I am trying to do my best in something with which I have no experience, for people who are depending on me to help, and I feel bad that I cannot provide the resource they thought they were being given in hosting a Peace Corps Trainee. It is my hope that despite the rather arbitrary schedule (One day this week! Two the next! Sometimes three! Sometimes none for weeks at a time!) and instability, I can gain a lot from this experience and it will be in some way mutually beneficial. My main personal goal is to (attempt to) reach out to the students who are overlooked, marginalized, left behind or ignored. If I can help them in some small way, even if I never know about it, my Peace Corps experience can mean more than all the benefits I will get out of it.

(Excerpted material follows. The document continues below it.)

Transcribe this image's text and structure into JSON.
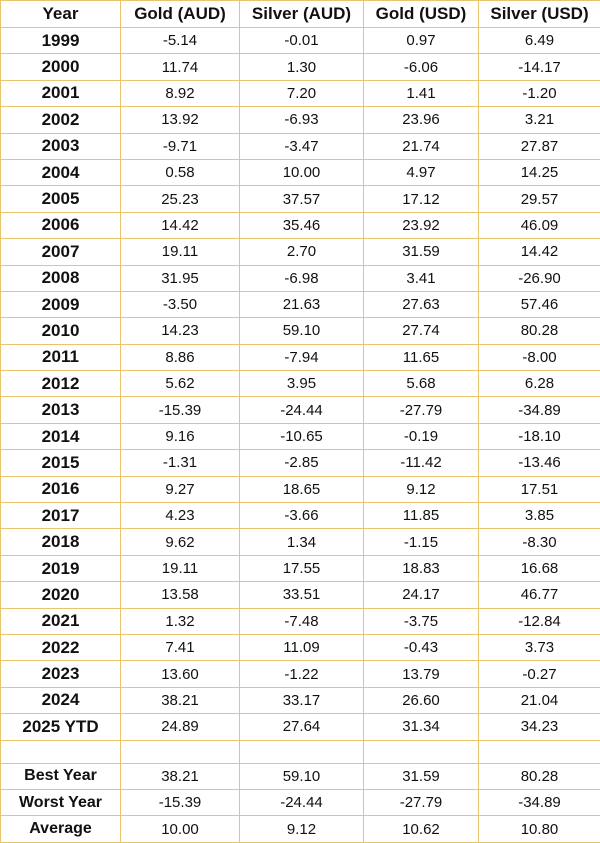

Now, for your personal enjoyment, some pictures courtesy of Sheryll because I’m too lazy to take pictures myself.



This is my cluster, minus Syd who was being studious and Sheryll, who was taking the picture, obviously. Here we were visiting South Seas, a gorgeous resort that’s just hiding in some nook in Piapi, totally blowing your mind and taking you by surprise when you stumble upon it. The best thing? 1000 pesos a night, which ends up being little over $20. From the left are Dan, Sean, me and Sally.